On Tue, Apr 03, 2018 at 01:49:25PM -0700, Buddy Lumpkin wrote:
> > Yes, very much this.  If you have a single-threaded workload which is
> > using the entirety of memory and would like to use even more, then it
> > makes sense to use as many CPUs as necessary getting memory out of its
> > way.  If you have N CPUs and N-1 threads happily occupying themselves in
> > their own reasonably-sized working sets with one monster process trying
> > to use as much RAM as possible, then I'd be pretty unimpressed to see
> > the N-1 well-behaved threads preempted by kswapd.
> 
> The default value provides one kswapd thread per NUMA node, the same
> it was without the patch. Also, I would point out that just because you devote
> more threads to kswapd, doesn’t mean they are busy. If multiple kswapd threads
> are busy, they are almost certainly doing work that would have resulted in
> direct reclaims, which are often substantially more expensive than a couple
> extra context switches due to preemption.

[...]

> In my previous response to Michal Hocko, I described
> how I think we could scale watermarks in response to direct reclaims, and
> launch more kswapd threads when kswapd peaks at 100% CPU usage.

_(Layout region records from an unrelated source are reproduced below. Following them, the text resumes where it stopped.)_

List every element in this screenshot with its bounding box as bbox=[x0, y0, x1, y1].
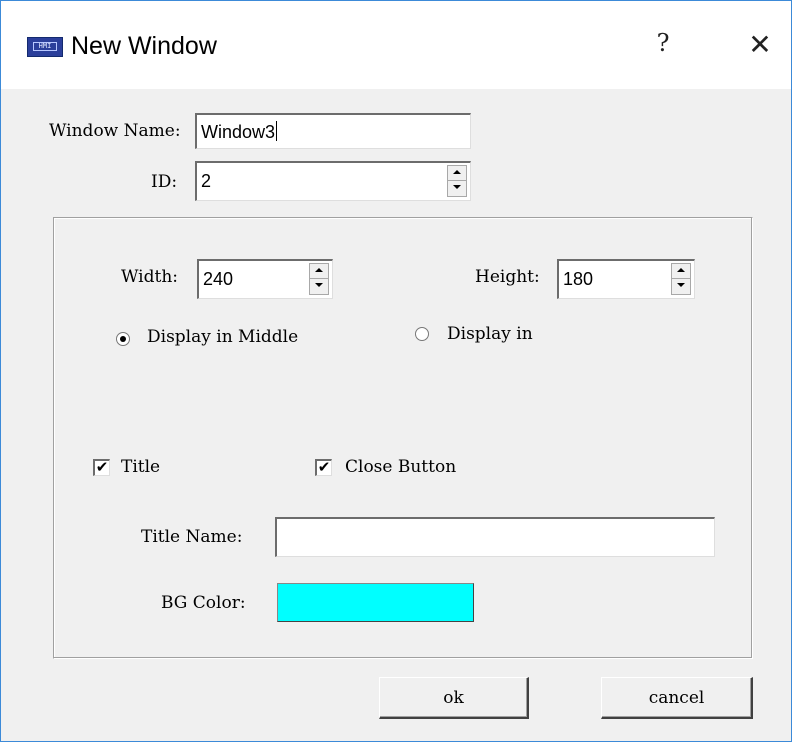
radio-selected-dot bbox=[120, 336, 126, 342]
cancel-button[interactable]: cancel bbox=[601, 677, 753, 719]
width-spin-up-icon[interactable] bbox=[310, 264, 328, 279]
title-name-label: Title Name: bbox=[141, 527, 243, 547]
window-name-value: Window3 bbox=[201, 122, 276, 142]
height-value: 180 bbox=[563, 269, 594, 289]
new-window-dialog: HMI New Window ? ✕ Window Name: Window3 … bbox=[0, 0, 792, 742]
id-spin-up-icon[interactable] bbox=[448, 166, 466, 181]
height-spin-up-icon[interactable] bbox=[672, 264, 690, 279]
bg-color-label: BG Color: bbox=[161, 593, 246, 613]
height-spin-down-icon[interactable] bbox=[672, 279, 690, 294]
id-input[interactable]: 2 bbox=[195, 161, 471, 201]
id-label: ID: bbox=[151, 172, 178, 192]
width-value: 240 bbox=[203, 269, 234, 289]
close-button-checkbox-label[interactable]: Close Button bbox=[345, 457, 456, 477]
id-spin-down-icon[interactable] bbox=[448, 181, 466, 196]
title-checkbox[interactable]: ✔ bbox=[93, 459, 110, 476]
window-title: New Window bbox=[71, 32, 217, 60]
title-bar: HMI New Window ? ✕ bbox=[1, 1, 791, 89]
display-in-radio[interactable] bbox=[415, 327, 429, 341]
title-checkbox-label[interactable]: Title bbox=[121, 457, 160, 477]
window-name-input[interactable]: Window3 bbox=[195, 113, 471, 149]
title-name-input[interactable] bbox=[275, 517, 715, 557]
hmi-app-icon: HMI bbox=[27, 37, 63, 57]
display-in-label[interactable]: Display in bbox=[447, 324, 533, 344]
height-label: Height: bbox=[475, 267, 540, 287]
help-button[interactable]: ? bbox=[651, 29, 675, 63]
bg-color-swatch[interactable] bbox=[277, 583, 474, 622]
height-spinner[interactable] bbox=[671, 263, 691, 295]
width-label: Width: bbox=[121, 267, 179, 287]
window-name-label: Window Name: bbox=[49, 121, 181, 141]
display-middle-label[interactable]: Display in Middle bbox=[147, 327, 298, 347]
display-middle-radio[interactable] bbox=[116, 332, 130, 346]
ok-button[interactable]: ok bbox=[379, 677, 529, 719]
id-value: 2 bbox=[201, 171, 212, 191]
id-spinner[interactable] bbox=[447, 165, 467, 197]
text-caret bbox=[276, 121, 278, 141]
width-spin-down-icon[interactable] bbox=[310, 279, 328, 294]
width-spinner[interactable] bbox=[309, 263, 329, 295]
close-icon[interactable]: ✕ bbox=[743, 27, 777, 63]
close-button-checkbox[interactable]: ✔ bbox=[315, 459, 332, 476]
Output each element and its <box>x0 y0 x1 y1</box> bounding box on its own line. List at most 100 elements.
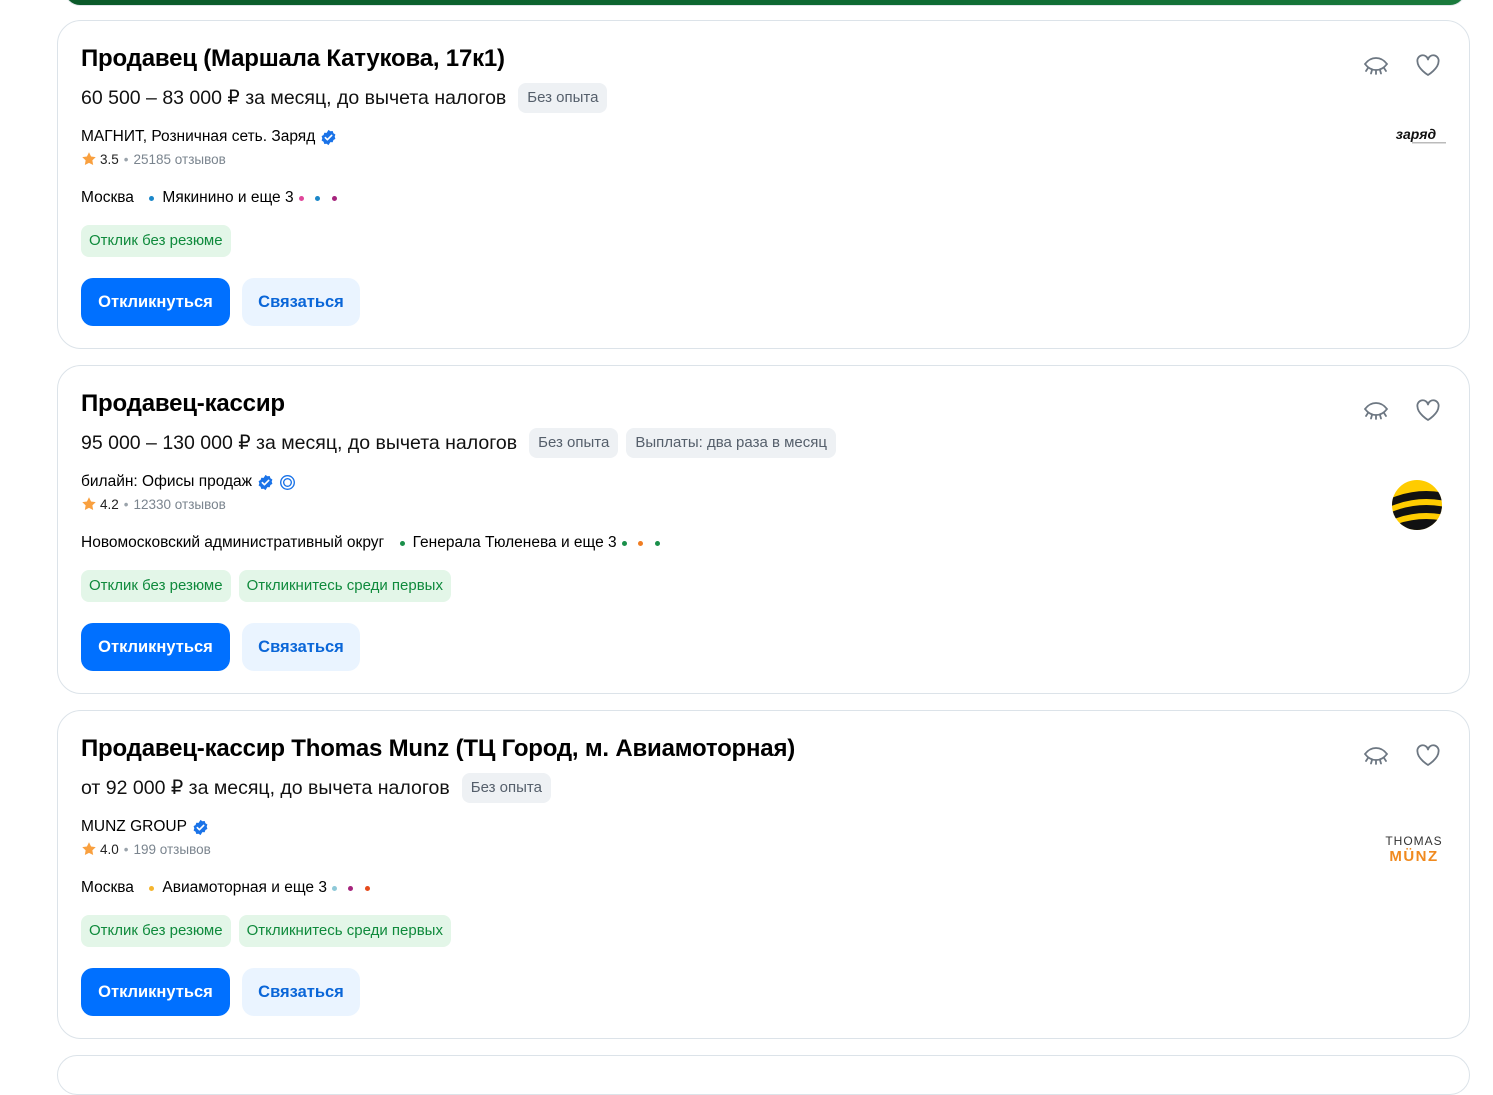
experience-tag: Без опыта <box>529 428 619 458</box>
zaryad-logo-text: заряд <box>1396 126 1437 142</box>
metro-line-dot <box>149 885 155 891</box>
zaryad-logo: заряд <box>1396 126 1446 144</box>
metro-line-dot <box>621 540 627 546</box>
company-row: МАГНИТ, Розничная сеть. Заряд <box>81 128 337 146</box>
payment-tag: Выплаты: два раза в месяц <box>626 428 836 458</box>
metro-line-dot <box>348 885 354 891</box>
salary-row: 60 500 – 83 000 ₽ за месяц, до вычета на… <box>81 83 608 113</box>
eye-closed-icon <box>1363 57 1389 75</box>
hide-vacancy-button[interactable] <box>1361 396 1391 426</box>
rating-value: 4.0 <box>100 841 119 857</box>
buttons-row: Откликнуться Связаться <box>81 623 360 671</box>
metro-line-dot <box>654 540 660 546</box>
salary: 60 500 – 83 000 ₽ за месяц, до вычета на… <box>81 87 507 109</box>
experience-tag: Без опыта <box>518 83 608 113</box>
verified-icon <box>258 474 273 490</box>
star-icon <box>82 497 96 510</box>
salary: от 92 000 ₽ за месяц, до вычета налогов <box>81 777 450 799</box>
contact-button[interactable]: Связаться <box>242 968 360 1016</box>
address-row: Новомосковский административный округ Ге… <box>81 534 668 552</box>
salary-row: от 92 000 ₽ за месяц, до вычета налогов … <box>81 773 551 803</box>
company-row: MUNZ GROUP <box>81 818 209 836</box>
separator-dot: • <box>123 496 129 512</box>
vacancy-card[interactable] <box>57 1055 1470 1095</box>
heart-icon <box>1416 54 1440 76</box>
rating-row: 3.5 • 25185 отзывов <box>81 151 226 167</box>
beeline-logo <box>1392 480 1442 530</box>
vacancy-title[interactable]: Продавец-кассир <box>81 390 285 418</box>
chips-row: Отклик без резюме <box>81 225 231 257</box>
metro-line-dot <box>149 195 155 201</box>
company-name[interactable]: МАГНИТ, Розничная сеть. Заряд <box>81 128 315 146</box>
reviews-count[interactable]: 25185 отзывов <box>134 152 226 167</box>
heart-icon <box>1416 744 1440 766</box>
metro-label: Генерала Тюленева и еще 3 <box>412 534 617 551</box>
experience-tag: Без опыта <box>461 773 551 803</box>
favorite-button[interactable] <box>1413 51 1443 81</box>
contact-button[interactable]: Связаться <box>242 278 360 326</box>
rating-row: 4.2 • 12330 отзывов <box>81 496 226 512</box>
star-icon <box>82 842 96 855</box>
respond-button[interactable]: Откликнуться <box>81 968 230 1016</box>
vacancy-card[interactable]: Продавец-кассир 95 000 – 130 000 ₽ за ме… <box>57 365 1470 694</box>
no-resume-chip: Отклик без резюме <box>81 915 231 947</box>
heart-icon <box>1416 399 1440 421</box>
metro-line-dot <box>399 540 405 546</box>
logo-text-bottom: MÜNZ <box>1389 848 1439 865</box>
respond-button[interactable]: Откликнуться <box>81 278 230 326</box>
separator-dot: • <box>123 151 129 167</box>
reviews-count[interactable]: 12330 отзывов <box>134 497 226 512</box>
company-logo[interactable]: THOMAS MÜNZ <box>1384 834 1444 870</box>
be-first-chip: Откликнитесь среди первых <box>238 915 451 947</box>
star-icon <box>82 152 96 165</box>
rating-value: 4.2 <box>100 496 119 512</box>
metro-station: Мякинино и еще 3 <box>146 189 345 207</box>
company-name[interactable]: билайн: Офисы продаж <box>81 473 252 491</box>
reviews-count[interactable]: 199 отзывов <box>134 842 211 857</box>
vacancy-title[interactable]: Продавец (Маршала Катукова, 17к1) <box>81 45 505 73</box>
metro-station: Генерала Тюленева и еще 3 <box>396 534 667 552</box>
hide-vacancy-button[interactable] <box>1361 741 1391 771</box>
verified-icon <box>321 129 336 145</box>
chips-row: Отклик без резюме Откликнитесь среди пер… <box>81 570 451 602</box>
no-resume-chip: Отклик без резюме <box>81 570 231 602</box>
metro-label: Мякинино и еще 3 <box>162 189 294 206</box>
eye-closed-icon <box>1363 402 1389 420</box>
metro-line-dot <box>298 195 304 201</box>
city: Москва <box>81 189 134 206</box>
salary-row: 95 000 – 130 000 ₽ за месяц, до вычета н… <box>81 428 836 458</box>
company-name[interactable]: MUNZ GROUP <box>81 818 187 836</box>
company-row: билайн: Офисы продаж <box>81 473 296 491</box>
buttons-row: Откликнуться Связаться <box>81 968 360 1016</box>
chips-row: Отклик без резюме Откликнитесь среди пер… <box>81 915 451 947</box>
address-row: Москва Авиамоторная и еще 3 <box>81 879 378 897</box>
respond-button[interactable]: Откликнуться <box>81 623 230 671</box>
no-resume-chip: Отклик без резюме <box>81 225 231 257</box>
favorite-button[interactable] <box>1413 741 1443 771</box>
accredited-icon <box>280 474 296 490</box>
metro-line-dot <box>331 195 337 201</box>
hide-vacancy-button[interactable] <box>1361 51 1391 81</box>
metro-line-dot <box>364 885 370 891</box>
contact-button[interactable]: Связаться <box>242 623 360 671</box>
rating-row: 4.0 • 199 отзывов <box>81 841 211 857</box>
salary: 95 000 – 130 000 ₽ за месяц, до вычета н… <box>81 432 518 454</box>
top-banner-edge <box>64 0 1466 6</box>
metro-line-dot <box>638 540 644 546</box>
vacancy-card[interactable]: Продавец-кассир Thomas Munz (ТЦ Город, м… <box>57 710 1470 1039</box>
metro-line-dot <box>331 885 337 891</box>
rating-value: 3.5 <box>100 151 119 167</box>
favorite-button[interactable] <box>1413 396 1443 426</box>
city: Москва <box>81 879 134 896</box>
be-first-chip: Откликнитесь среди первых <box>238 570 451 602</box>
company-logo[interactable] <box>1391 479 1443 531</box>
logo-text-top: THOMAS <box>1385 834 1443 848</box>
company-logo[interactable]: заряд <box>1384 126 1448 148</box>
metro-station: Авиамоторная и еще 3 <box>146 879 378 897</box>
vacancy-title[interactable]: Продавец-кассир Thomas Munz (ТЦ Город, м… <box>81 735 795 763</box>
separator-dot: • <box>123 841 129 857</box>
city: Новомосковский административный округ <box>81 534 385 551</box>
vacancy-card[interactable]: Продавец (Маршала Катукова, 17к1) 60 500… <box>57 20 1470 349</box>
eye-closed-icon <box>1363 747 1389 765</box>
metro-line-dot <box>315 195 321 201</box>
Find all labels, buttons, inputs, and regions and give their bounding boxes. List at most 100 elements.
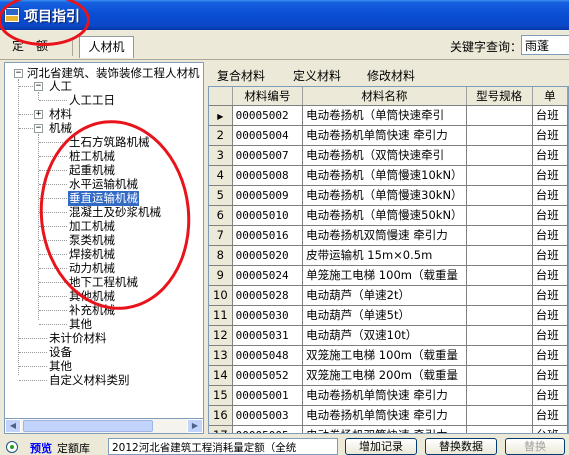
material-unit-cell[interactable]: 台班 — [532, 305, 568, 326]
table-row[interactable]: 8 00005020 皮带运输机 15m×0.5m 台班 — [209, 245, 568, 266]
material-unit-cell[interactable]: 台班 — [532, 185, 568, 206]
material-name-cell[interactable]: 电动卷扬机单筒快速 牵引力 — [302, 125, 467, 146]
tree-item-machinery-child[interactable]: 混凝土及砂浆机械 — [69, 205, 161, 220]
tree-item-machinery-child[interactable]: 地下工程机械 — [69, 275, 138, 290]
material-spec-cell[interactable] — [466, 185, 533, 206]
material-code-cell[interactable]: 00005004 — [232, 125, 304, 146]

I think you're missing my point about the workload ... kswapd isn't
"nice", so it will compete with the N-1 threads which are chugging along
at 100% CPU inside their working sets.  In this scenario, we _don't_
want to kick off kswapd at all; we want the monster thread to clean up
its own mess.  If we have idle CPUs, then yes, absolutely, lets have
them clean up for the monster, but otherwise, I want my N-1 threads
doing their own thing.

Maybe we should renice kswapd anyway ... thoughts?  We don't seem to have
had a nice'd kswapd since 2.6.12, but maybe we played with that earlier
and discovered it was a bad idea?